A screenshot of www.qpeka.com
The website, in its current format, allows writers to contribute fictional works of writing such as poems and stories. In less than two months’ time, Madhurima and her team will launch a new segment dedicated to study material, called The Study Table. The segment will include material on all subjects, be it Grade 5 mathematics or a college-level paper on English literature. “There is no single online forum that hosts that kind of literature,” elaborates the 33-year-old. Madhurima is especially keen to add educational texts in regional languages to the website. “That content in English will be included is almost a given. I want it to have content in any language — Assamese, Oriya, anything at all,” she says.
Anyone can contribute to the segment, adds Madhurima. “If you have some spare time, you can write something that is very basic -- for instance, you can explain what a noun or pronoun is, and upload that to the website.

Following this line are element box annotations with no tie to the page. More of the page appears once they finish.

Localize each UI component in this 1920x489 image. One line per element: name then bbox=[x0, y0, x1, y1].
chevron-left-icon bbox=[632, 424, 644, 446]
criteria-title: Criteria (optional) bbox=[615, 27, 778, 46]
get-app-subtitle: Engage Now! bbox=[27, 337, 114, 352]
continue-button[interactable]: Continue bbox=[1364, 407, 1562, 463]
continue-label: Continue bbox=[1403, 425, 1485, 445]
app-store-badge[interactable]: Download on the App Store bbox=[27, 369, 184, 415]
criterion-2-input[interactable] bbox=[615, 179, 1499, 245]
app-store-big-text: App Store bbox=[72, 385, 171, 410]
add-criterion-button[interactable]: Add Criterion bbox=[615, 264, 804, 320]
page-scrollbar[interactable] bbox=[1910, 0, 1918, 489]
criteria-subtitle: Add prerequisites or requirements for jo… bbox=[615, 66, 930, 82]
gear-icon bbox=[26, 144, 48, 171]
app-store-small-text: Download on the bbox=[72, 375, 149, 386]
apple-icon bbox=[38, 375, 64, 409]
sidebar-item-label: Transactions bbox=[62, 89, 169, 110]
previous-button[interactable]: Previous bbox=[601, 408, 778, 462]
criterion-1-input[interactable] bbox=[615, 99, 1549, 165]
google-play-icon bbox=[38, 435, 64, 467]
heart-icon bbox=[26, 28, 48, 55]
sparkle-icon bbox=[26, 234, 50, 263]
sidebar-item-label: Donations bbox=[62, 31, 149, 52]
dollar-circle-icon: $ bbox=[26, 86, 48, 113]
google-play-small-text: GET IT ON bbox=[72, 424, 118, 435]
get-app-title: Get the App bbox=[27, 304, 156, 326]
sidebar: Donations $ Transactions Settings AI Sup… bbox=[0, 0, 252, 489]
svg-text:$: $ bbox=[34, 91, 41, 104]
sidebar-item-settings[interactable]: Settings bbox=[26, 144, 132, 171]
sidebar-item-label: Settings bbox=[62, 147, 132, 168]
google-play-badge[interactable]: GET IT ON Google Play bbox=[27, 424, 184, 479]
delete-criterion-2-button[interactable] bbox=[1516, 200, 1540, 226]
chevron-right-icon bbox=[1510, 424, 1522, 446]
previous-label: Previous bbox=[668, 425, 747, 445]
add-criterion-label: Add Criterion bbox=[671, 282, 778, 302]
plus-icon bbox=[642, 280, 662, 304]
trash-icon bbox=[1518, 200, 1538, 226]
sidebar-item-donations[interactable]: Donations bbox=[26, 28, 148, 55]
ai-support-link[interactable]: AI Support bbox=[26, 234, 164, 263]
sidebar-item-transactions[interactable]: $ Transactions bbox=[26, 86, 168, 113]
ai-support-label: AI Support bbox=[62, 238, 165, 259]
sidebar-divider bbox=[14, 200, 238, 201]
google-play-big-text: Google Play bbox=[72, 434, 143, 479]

You can also have Hindi to English translations of the text and vice versa. Or, if you have a great book which explains a certain concept well, you can scan and upload it,” explains Madhurima, adding that while the concept may sound “futuristic”, it has the potential to change students’ lives.
The first formidable challenge is checking the quality and accuracy of the uploaded material. “We already have a basic quality check in place. Our readers can comment on the uploaded literature whereby verifying its use and authenticity. We are also looking at working within certain parameters, such as encouraging more schools, colleges and educational institutions to contribute,” explains Madhurima.
She opines that the project is the perfect opportunity for people to give something back to the community. “Retired men and women, for instance, can use their time in a valuable way by contributing to the website,” she adds. To spread the word about the website, Naidu plans to contact schools and colleges. “We are going to ask them to allow us to talk to kids and attend PTA meetings. We are also looking at roping in NGOs. All this will take some time, as we first need to get a mechanism for quality control in place. I hope to make this into a social interaction platform where people can exchange notes, get in touch with each other and form groups,” she concludes.